Hierarchical Spatial Mamba Framework for Point Cloud Classification
摘要
The unstructured, high-dimensional nature of point clouds poses challenges for effective feature extraction and classification. While transformer-based architectures excel at modelling complex spatial dependencies, they require substantial computational resources and large-scale pretraining. In contrast, the Mamba architecture, leveraging State Space Models (SSMs), offers greater computational efficiency and strong sequence modelling capabilities. However, its inherent linearity and temporal bias limit its ability to capture intricate spatial relationships essential for point cloud analysis. To address these limitations, we propose the Hierarchical Spatial Mamba Framework (HSMF), a novel architecture designed to enhance spatial feature learning for point cloud classification.
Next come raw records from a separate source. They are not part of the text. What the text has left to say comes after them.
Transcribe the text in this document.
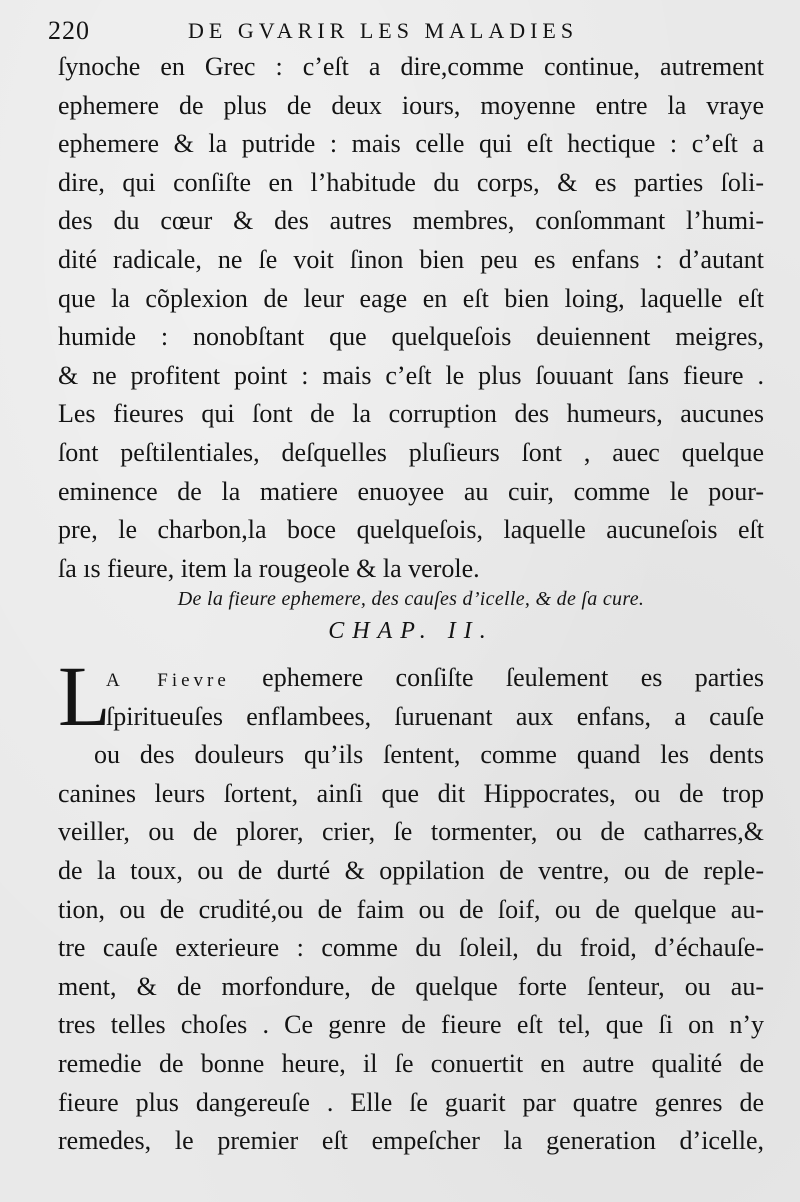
220	DE GVARIR LES MALADIES
ſynoche en Grec : c’eſt a dire,comme continue, autrement
ephemere de plus de deux iours, moyenne entre la vraye
ephemere & la putride : mais celle qui eſt hectique : c’eſt a
dire, qui conſiſte en l’habitude du corps, & es parties ſoli-
des du cœur & des autres membres, conſommant l’humi-
dité radicale, ne ſe voit ſinon bien peu es enfans : d’autant
que la cõplexion de leur eage en eſt bien loing, laquelle eſt
humide : nonobſtant que quelqueſois deuiennent meigres,
& ne profitent point : mais c’eſt le plus ſouuant ſans fieure .
Les fieures qui ſont de la corruption des humeurs, aucunes
ſont peſtilentiales, deſquelles pluſieurs ſont , auec quelque
eminence de la matiere enuoyee au cuir, comme le pour-
pre, le charbon,la boce quelqueſois, laquelle aucuneſois eſt
ſa ıs fieure, item la rougeole & la verole.
De la fieure ephemere, des cauſes d’icelle, & de ſa cure.
CHAP. II.
L
A Fievre ephemere conſiſte ſeulement es parties
ſpiritueuſes enflambees, ſuruenant aux enfans, a cauſe
ou des douleurs qu’ils ſentent, comme quand les dents
canines leurs ſortent, ainſi que dit Hippocrates, ou de trop
veiller, ou de plorer, crier, ſe tormenter, ou de catharres,&
de la toux, ou de durté & oppilation de ventre, ou de reple-
tion, ou de crudité,ou de faim ou de ſoif, ou de quelque au-
tre cauſe exterieure : comme du ſoleil, du froid, d’échauſe-
ment, & de morfondure, de quelque forte ſenteur, ou au-
tres telles choſes . Ce genre de fieure eſt tel, que ſi on n’y
remedie de bonne heure, il ſe conuertit en autre qualité de
fieure plus dangereuſe . Elle ſe guarit par quatre genres de
remedes, le premier eſt empeſcher la generation d’icelle,
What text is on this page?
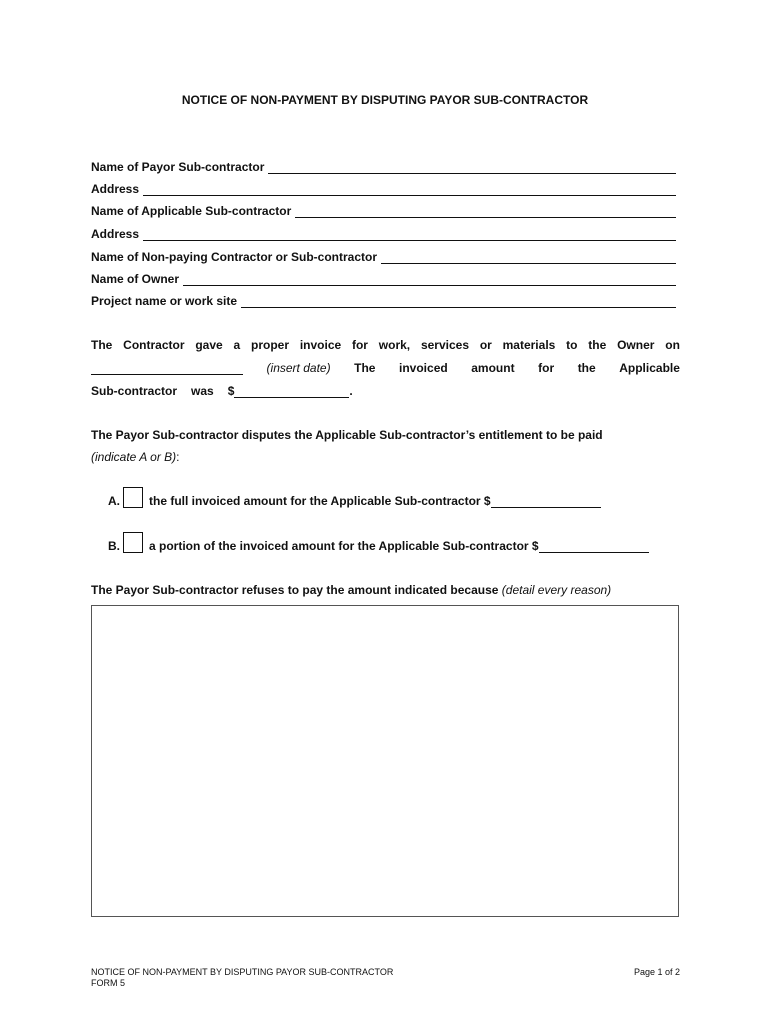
NOTICE OF NON-PAYMENT BY DISPUTING PAYOR SUB-CONTRACTOR
Name of Payor Sub-contractor
Address
Name of Applicable Sub-contractor
Address
Name of Non-paying Contractor or Sub-contractor
Name of Owner
Project name or work site
The Contractor gave a proper invoice for work, services or materials to the Owner on
(insert date) The invoiced amount for the Applicable
Sub-contractor was $	.
The Payor Sub-contractor disputes the Applicable Sub-contractor’s entitlement to be paid
(indicate A or B):
A. the full invoiced amount for the Applicable Sub-contractor $
B. a portion of the invoiced amount for the Applicable Sub-contractor $
The Payor Sub-contractor refuses to pay the amount indicated because (detail every reason)
NOTICE OF NON-PAYMENT BY DISPUTING PAYOR SUB-CONTRACTOR
FORM 5
Page 1 of 2
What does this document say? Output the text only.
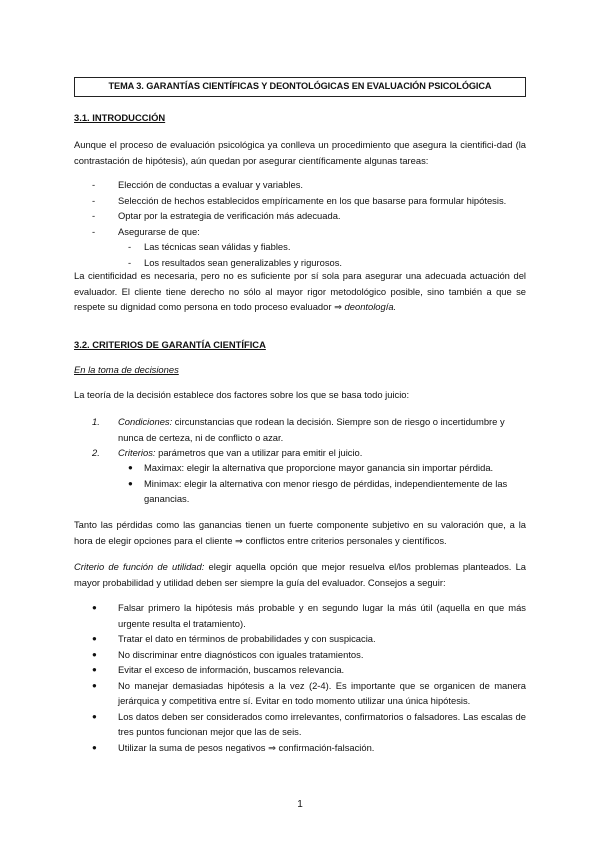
TEMA 3. GARANTÍAS CIENTÍFICAS Y DEONTOLÓGICAS EN EVALUACIÓN PSICOLÓGICA
3.1. INTRODUCCIÓN
Aunque el proceso de evaluación psicológica ya conlleva un procedimiento que asegura la cientifici-dad (la contrastación de hipótesis), aún quedan por asegurar científicamente algunas tareas:
- Elección de conductas a evaluar y variables.
- Selección de hechos establecidos empíricamente en los que basarse para formular hipótesis.
- Optar por la estrategia de verificación más adecuada.
- Asegurarse de que:
- Las técnicas sean válidas y fiables.
- Los resultados sean generalizables y rigurosos.
La cientificidad es necesaria, pero no es suficiente por sí sola para asegurar una adecuada actuación del evaluador. El cliente tiene derecho no sólo al mayor rigor metodológico posible, sino también a que se respete su dignidad como persona en todo proceso evaluador ⇒ deontología.
3.2. CRITERIOS DE GARANTÍA CIENTÍFICA
En la toma de decisiones
La teoría de la decisión establece dos factores sobre los que se basa todo juicio:
1. Condiciones: circunstancias que rodean la decisión. Siempre son de riesgo o incertidumbre y nunca de certeza, ni de conflicto o azar.
2. Criterios: parámetros que van a utilizar para emitir el juicio.
● Maximax: elegir la alternativa que proporcione mayor ganancia sin importar pérdida.
● Minimax: elegir la alternativa con menor riesgo de pérdidas, independientemente de las ganancias.
Tanto las pérdidas como las ganancias tienen un fuerte componente subjetivo en su valoración que, a la hora de elegir opciones para el cliente ⇒ conflictos entre criterios personales y científicos.
Criterio de función de utilidad: elegir aquella opción que mejor resuelva el/los problemas planteados. La mayor probabilidad y utilidad deben ser siempre la guía del evaluador. Consejos a seguir:
● Falsar primero la hipótesis más probable y en segundo lugar la más útil (aquella en que más urgente resulta el tratamiento).
● Tratar el dato en términos de probabilidades y con suspicacia.
● No discriminar entre diagnósticos con iguales tratamientos.
● Evitar el exceso de información, buscamos relevancia.
● No manejar demasiadas hipótesis a la vez (2-4). Es importante que se organicen de manera jerárquica y competitiva entre sí. Evitar en todo momento utilizar una única hipótesis.
● Los datos deben ser considerados como irrelevantes, confirmatorios o falsadores. Las escalas de tres puntos funcionan mejor que las de seis.
● Utilizar la suma de pesos negativos ⇒ confirmación-falsación.
1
HSMF integrates an Integrated Spatial Representation Module (ISRM) that systematically captures multi-scale geometric features at the surface, edge, and point levels, a Dynamic Scaling Learning Module (DSLM) that aggregates hierarchical spatial information through adaptive sampling, and a Mamba Backbone with Enhanced Spatial Locality that employs Morton curve-based reordering to preserve spatial coherence when mapping high-dimensional data into sequential formats compatible with SSMs. Experiments on ScanObjectNN and ModelNet40 demonstrate that HSMF achieves state-of-the-art performance, outperforming existing methods.